Performance Co-Pilot Grafana Plugin

Performance Co-Pilot (PCP) provides a framework and services to support system-level performance monitoring and management. It presents a unifying abstraction for all of the performance data in a system, and many tools for interrogating, retrieving and processing that data.

Features

  • analysis of historical PCP metrics using pmseries query language
  • analysis of real-time PCP metrics using pmwebapi live services
  • enhanced Berkeley Packet Filter (eBPF) tracing using bpftrace scripts
  • automatic rate conversation for counter metrics
  • heatmap, table and flame graph [3] support
  • auto completion of metric names [1,2], qualifier keys and values [1], and bpftrace probes, builtin variables and functions [3]
  • display of semantics, units and help texts of metrics [2] and bpftrace builtins [3]
  • legend templating support with $metric, $metric0, $instance, $some_label, $some_dashboard_variable
  • container support [1,2]
  • support for custom endpoint URL [1,2,3] and container [2] setting per query
  • support for repeated panels
  • sample dashboards for all data sources

[1] PCP Redis [2] PCP Vector [3] PCP bpftrace

Getting started

Quickstart

Installation

$ sudo dnf install grafana-pcp
$ sudo systemctl restart grafana-server
$ sudo systemctl start pmproxy

After Grafana and grafana-pcp is installed, you can enable the plugin: Open the Grafana configuration, go to Plugins, select Performance Co-Pilot and click the Enable button.

Data Sources

Before using grafana-pcp, you need to configure the data sources. Open the Grafana configuration, go to Data Sources and add the PCP Redis, PCP Vector and/or PCP bpftrace datasources.
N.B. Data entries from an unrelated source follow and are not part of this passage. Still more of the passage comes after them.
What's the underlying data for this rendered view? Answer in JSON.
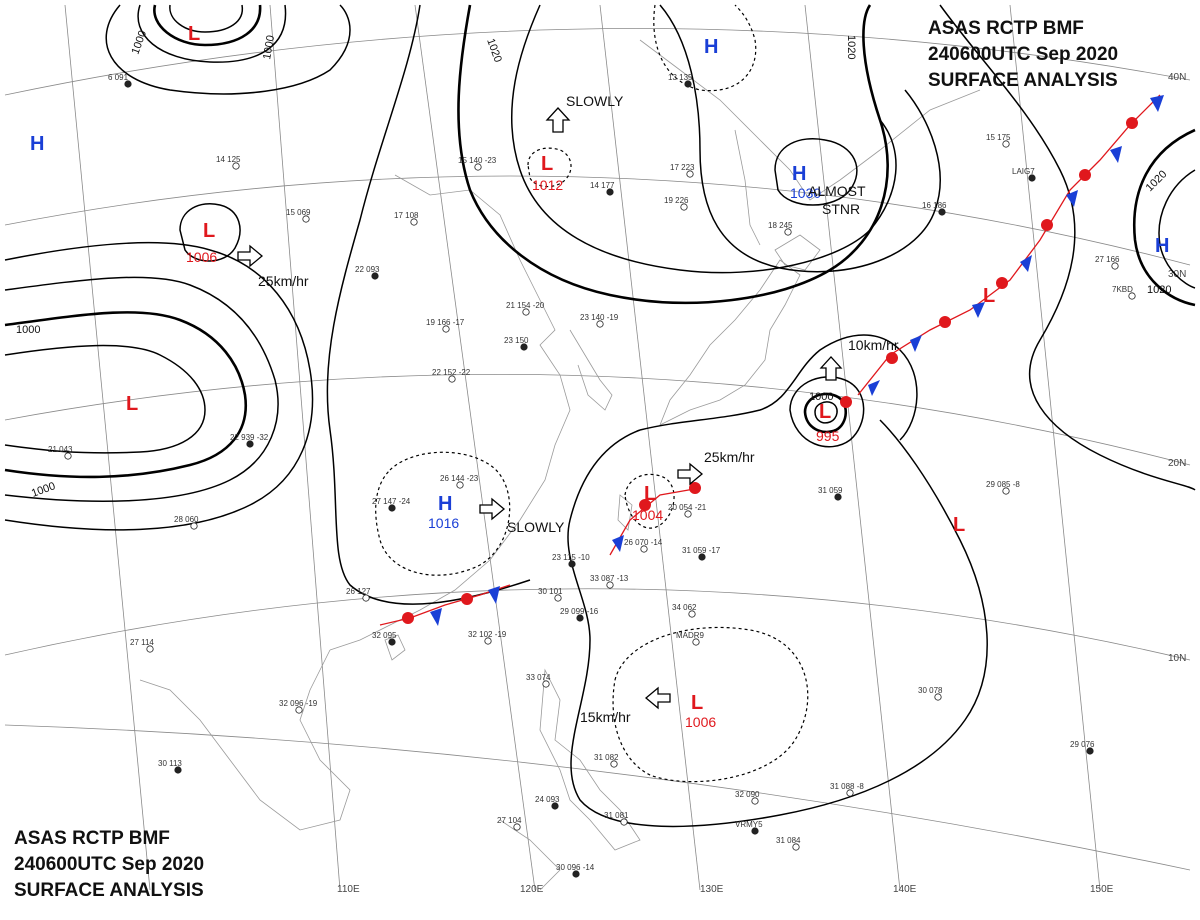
{
  "header_top_right": {
    "line1": "ASAS   RCTP   BMF",
    "line2": "240600UTC   Sep   2020",
    "line3": "SURFACE  ANALYSIS"
  },
  "header_bottom_left": {
    "line1": "ASAS   RCTP   BMF",
    "line2": "240600UTC   Sep   2020",
    "line3": "SURFACE  ANALYSIS"
  },
  "colors": {
    "high": "#1a3fd6",
    "low": "#e0181d",
    "isobar": "#000000",
    "grid": "#888888",
    "coast": "#9a9a9a"
  },
  "graticule": {
    "lon_labels": [
      "110E",
      "120E",
      "130E",
      "140E",
      "150E"
    ],
    "lat_labels": [
      "40N",
      "30N",
      "20N",
      "10N"
    ]
  },
  "pressure_systems": [
    {
      "type": "L",
      "pressure": ""
    },
    {
      "type": "L",
      "pressure": "1012"
    },
    {
      "type": "L",
      "pressure": "1006"
    },
    {
      "type": "L",
      "pressure": ""
    },
    {
      "type": "L",
      "pressure": "1004"
    },
    {
      "type": "L",
      "pressure": "995"
    },
    {
      "type": "L",
      "pressure": ""
    },
    {
      "type": "L",
      "pressure": "1006"
    },
    {
      "type": "L",
      "pressure": ""
    },
    {
      "type": "H",
      "pressure": ""
    },
    {
      "type": "H",
      "pressure": ""
    },
    {
      "type": "H",
      "pressure": "1030"
    },
    {
      "type": "H",
      "pressure": "1016"
    },
    {
      "type": "H",
      "pressure": ""
    }
  ],
  "isobar_labels": [
    "1000",
    "1000",
    "1020",
    "1020",
    "1000",
    "1000",
    "1000",
    "1020",
    "1020"
  ],
  "motion_notes": [
    "SLOWLY",
    "25km/hr",
    "ALMOST",
    "STNR",
    "10km/hr",
    "25km/hr",
    "SLOWLY",
    "15km/hr"
  ],
  "station_labels": [
    "6 091",
    "15 069",
    "17 108",
    "22 093",
    "14 125",
    "15 140 -23",
    "14 177",
    "17 223",
    "19 226",
    "13 135",
    "18 245",
    "15 175",
    "16 186",
    "27 166",
    "7KBD",
    "LAIG7",
    "19 166 -17",
    "21 154 -20",
    "23 150",
    "23 140 -19",
    "22 152 -22",
    "22 939 -32",
    "21 043",
    "26 144 -23",
    "27 147 -24",
    "28 060",
    "29 085 -8",
    "31 059",
    "34 062",
    "MADR9",
    "23 115 -10",
    "30 101",
    "26 127",
    "32 095",
    "32 102 -19",
    "33 087 -13",
    "29 099 -16",
    "27 114",
    "32 096 -19",
    "30 113",
    "33 074",
    "31 082",
    "24 093",
    "27 104",
    "31 081",
    "30 096 -14",
    "32 090",
    "31 088 -8",
    "VRMY5",
    "31 084",
    "30 078",
    "29 076",
    "20 054 -21",
    "26 070 -14",
    "31 059 -17"
  ]
}
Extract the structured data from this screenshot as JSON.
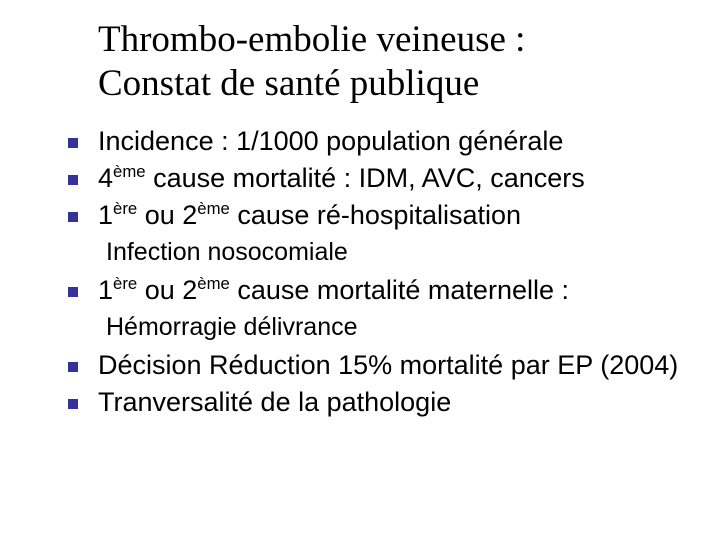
{
  "title_line1": "Thrombo-embolie veineuse :",
  "title_line2": "Constat de santé publique",
  "colors": {
    "bullet_marker": "#333399",
    "text": "#000000",
    "background": "#ffffff"
  },
  "typography": {
    "title_font_family": "Times New Roman",
    "title_fontsize_pt": 28,
    "body_font_family": "Verdana",
    "body_fontsize_pt": 20,
    "sub_fontsize_pt": 19
  },
  "bullets": [
    {
      "text": "Incidence : 1/1000 population générale"
    },
    {
      "html": "4<sup class='ord'>ème</sup> cause mortalité : IDM, AVC, cancers"
    },
    {
      "html": "1<sup class='ord'>ère</sup> ou 2<sup class='ord'>ème</sup> cause ré-hospitalisation"
    }
  ],
  "sub1": "Infection nosocomiale",
  "bullet4": {
    "html": "1<sup class='ord'>ère</sup> ou 2<sup class='ord'>ème</sup> cause mortalité maternelle :"
  },
  "sub2": "Hémorragie délivrance",
  "bullet5": {
    "text": "Décision Réduction 15% mortalité par EP (2004)"
  },
  "bullet6": {
    "text": "Tranversalité de la pathologie"
  }
}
The only required configuration field for each data source is the URL to pmproxy. In most cases the default setting of http://localhost:44322 can be used. All other fields can be left to their default values.

Note

Make sure the URL text box actually contains a value (font color should be white) and not the placeholder value (light grey text).

Note

The Redis and bpftrace data sources need additional configuration on the collector host. See PCP Redis and PCP bpftrace.

Dashboards

After installing grafana-pcp and configuring the data sources, you’re ready to open the pre-installed dashboards or create new ones. Each data source comes with a few pre-installed dashboards, showing most of the respective functionality. Further information on each data source and the functionality can be found in the Data Sources section.

Installation

Distribution Package

This is the recommended method of installing grafana-pcp.

Fedora
$ sudo dnf install grafana-pcp
$ sudo systemctl restart grafana-server

From GitHub

If there is no package available for your distribution, you can install a release from GitHub.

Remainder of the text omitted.